Career anxieties were also predictably rife. Margaret Worsape asked whether she should keep working her trade in London or move to the country. William Tillye asked if it was better to stay in his current trade or to change (as his mother was urging him). Employees were curious about the possibility of promotion, while employers were anxious about new hires. Forman and Napier’s clients were also troubled by the bigger picture: by politics, plagues, and invasions. They were stressed about their health, when they would die and how, and what happened after death. Their mental health, and that of their friends and family, was also a keen cause of stress.

Divination archives teach us about the fears and anxieties of people in the past.
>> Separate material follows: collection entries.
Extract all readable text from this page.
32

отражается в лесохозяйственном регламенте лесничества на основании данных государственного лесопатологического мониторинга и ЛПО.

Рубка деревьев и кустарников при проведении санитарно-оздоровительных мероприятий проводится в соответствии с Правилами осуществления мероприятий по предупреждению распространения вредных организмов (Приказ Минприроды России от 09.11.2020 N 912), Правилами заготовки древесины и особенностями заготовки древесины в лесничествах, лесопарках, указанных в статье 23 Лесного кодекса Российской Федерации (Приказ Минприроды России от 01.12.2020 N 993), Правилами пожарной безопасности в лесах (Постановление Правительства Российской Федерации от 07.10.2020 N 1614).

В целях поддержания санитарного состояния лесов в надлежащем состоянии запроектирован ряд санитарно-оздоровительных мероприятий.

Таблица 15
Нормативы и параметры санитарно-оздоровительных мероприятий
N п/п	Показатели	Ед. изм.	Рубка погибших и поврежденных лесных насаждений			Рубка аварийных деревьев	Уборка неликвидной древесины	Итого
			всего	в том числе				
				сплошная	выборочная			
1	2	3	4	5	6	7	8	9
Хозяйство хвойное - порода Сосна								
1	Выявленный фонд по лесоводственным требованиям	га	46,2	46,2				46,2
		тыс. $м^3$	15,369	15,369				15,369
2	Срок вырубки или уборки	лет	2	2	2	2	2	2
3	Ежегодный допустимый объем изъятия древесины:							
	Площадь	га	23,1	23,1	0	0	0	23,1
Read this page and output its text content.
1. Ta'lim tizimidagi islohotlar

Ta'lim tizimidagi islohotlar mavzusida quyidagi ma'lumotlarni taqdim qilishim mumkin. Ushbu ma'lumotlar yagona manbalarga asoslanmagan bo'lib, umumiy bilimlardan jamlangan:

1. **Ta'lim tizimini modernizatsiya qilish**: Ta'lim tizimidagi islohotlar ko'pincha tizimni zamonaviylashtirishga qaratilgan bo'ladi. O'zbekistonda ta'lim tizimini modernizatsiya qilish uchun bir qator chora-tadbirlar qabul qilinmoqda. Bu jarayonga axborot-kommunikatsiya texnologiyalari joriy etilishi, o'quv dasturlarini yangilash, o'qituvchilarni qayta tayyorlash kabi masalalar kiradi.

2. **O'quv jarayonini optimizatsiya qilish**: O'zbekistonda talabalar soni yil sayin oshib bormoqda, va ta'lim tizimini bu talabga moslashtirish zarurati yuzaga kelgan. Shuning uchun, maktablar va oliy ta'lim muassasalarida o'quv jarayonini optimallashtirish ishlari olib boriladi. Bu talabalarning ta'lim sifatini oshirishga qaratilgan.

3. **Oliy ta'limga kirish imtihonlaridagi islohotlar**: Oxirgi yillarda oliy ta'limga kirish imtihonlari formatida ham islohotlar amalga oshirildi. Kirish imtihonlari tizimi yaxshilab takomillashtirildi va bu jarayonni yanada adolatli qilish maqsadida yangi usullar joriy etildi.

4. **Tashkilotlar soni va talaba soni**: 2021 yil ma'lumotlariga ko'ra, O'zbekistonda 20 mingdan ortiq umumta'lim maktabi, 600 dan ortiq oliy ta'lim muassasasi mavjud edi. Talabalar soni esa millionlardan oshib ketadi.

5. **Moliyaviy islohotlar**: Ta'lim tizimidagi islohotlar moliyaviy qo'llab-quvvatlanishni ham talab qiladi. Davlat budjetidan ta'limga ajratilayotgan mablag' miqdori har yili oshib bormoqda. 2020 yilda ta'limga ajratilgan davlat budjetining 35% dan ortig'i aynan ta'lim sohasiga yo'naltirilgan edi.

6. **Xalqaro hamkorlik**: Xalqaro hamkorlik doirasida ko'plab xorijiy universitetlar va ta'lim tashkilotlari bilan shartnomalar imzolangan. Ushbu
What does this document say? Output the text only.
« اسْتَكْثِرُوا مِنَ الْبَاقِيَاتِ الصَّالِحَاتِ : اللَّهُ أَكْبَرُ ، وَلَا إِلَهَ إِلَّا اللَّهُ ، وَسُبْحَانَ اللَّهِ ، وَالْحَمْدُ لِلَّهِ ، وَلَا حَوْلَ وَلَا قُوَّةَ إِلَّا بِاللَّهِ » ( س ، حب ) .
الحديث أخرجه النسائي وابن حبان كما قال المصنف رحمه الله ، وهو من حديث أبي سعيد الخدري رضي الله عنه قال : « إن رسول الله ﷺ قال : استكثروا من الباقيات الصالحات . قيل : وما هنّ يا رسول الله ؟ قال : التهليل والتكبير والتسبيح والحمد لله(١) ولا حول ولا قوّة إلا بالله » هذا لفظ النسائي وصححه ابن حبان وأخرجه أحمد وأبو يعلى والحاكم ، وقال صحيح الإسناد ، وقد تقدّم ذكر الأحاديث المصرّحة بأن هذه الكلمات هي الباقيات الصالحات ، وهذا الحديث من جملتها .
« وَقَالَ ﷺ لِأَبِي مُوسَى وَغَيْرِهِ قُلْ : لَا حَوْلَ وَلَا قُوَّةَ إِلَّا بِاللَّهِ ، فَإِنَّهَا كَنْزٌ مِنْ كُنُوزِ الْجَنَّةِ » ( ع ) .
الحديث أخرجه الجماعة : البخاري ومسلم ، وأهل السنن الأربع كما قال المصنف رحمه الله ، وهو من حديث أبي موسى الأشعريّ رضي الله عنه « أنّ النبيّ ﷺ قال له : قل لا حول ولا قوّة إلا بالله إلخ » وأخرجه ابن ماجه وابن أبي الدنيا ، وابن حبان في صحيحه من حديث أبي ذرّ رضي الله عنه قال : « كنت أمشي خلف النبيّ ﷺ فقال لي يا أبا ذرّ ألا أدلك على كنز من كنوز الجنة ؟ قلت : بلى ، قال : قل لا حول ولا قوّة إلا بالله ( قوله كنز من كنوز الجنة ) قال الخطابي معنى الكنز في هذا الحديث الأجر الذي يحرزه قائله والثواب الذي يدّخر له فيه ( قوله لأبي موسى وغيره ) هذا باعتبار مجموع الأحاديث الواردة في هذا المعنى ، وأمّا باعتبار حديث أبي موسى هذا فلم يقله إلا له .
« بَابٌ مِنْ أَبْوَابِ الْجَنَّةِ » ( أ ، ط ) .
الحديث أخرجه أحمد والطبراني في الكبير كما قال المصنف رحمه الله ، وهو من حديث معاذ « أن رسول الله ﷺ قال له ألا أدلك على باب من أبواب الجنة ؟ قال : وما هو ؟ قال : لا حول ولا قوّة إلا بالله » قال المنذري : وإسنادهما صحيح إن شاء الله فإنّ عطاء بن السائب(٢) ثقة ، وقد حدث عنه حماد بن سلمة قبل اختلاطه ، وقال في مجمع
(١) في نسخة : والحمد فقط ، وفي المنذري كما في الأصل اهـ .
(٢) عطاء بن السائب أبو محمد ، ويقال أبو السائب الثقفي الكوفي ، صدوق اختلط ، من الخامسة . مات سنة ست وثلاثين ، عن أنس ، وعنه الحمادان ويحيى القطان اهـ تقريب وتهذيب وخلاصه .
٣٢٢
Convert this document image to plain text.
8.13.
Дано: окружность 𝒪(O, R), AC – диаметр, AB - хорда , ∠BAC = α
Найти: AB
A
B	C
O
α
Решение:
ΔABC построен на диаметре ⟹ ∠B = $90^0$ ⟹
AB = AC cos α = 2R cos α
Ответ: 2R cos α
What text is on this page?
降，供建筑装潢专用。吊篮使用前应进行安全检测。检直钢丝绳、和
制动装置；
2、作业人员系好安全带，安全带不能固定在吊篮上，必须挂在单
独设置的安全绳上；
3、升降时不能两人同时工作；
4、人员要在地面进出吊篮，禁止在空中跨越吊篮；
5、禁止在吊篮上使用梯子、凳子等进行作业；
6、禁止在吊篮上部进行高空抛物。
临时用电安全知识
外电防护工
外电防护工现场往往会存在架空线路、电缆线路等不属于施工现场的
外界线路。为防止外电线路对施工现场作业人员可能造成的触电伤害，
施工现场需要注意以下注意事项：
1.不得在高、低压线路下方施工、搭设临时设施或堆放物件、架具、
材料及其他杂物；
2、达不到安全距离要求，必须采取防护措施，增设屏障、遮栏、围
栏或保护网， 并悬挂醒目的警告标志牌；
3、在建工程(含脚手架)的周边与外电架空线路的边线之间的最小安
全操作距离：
Anxiety and fear are historically contingent, as are ideas of what is and what is not risky. Some of Forman and Napier’s clients asked questions that would not concern (most) of us today (is my neighbour a witch?). Others asked questions that are ageless: are there better days coming? Across the 17th century astrology was increasingly marginalised in European society, excised from university curricula, and its practice relegated to the sidelines of mainstream culture. Other specialists – therapists, career and financial advisers, and even insurance agents – gradually took over many of the roles of astrological consulting. Yet astrology has never left us, partly because the questions astrologers helped to answer also remain.
 

Michelle Aroney is a historian at Magdalen College, Oxford and a curator of Oracles, Omens and Answers at the Bodleian Library.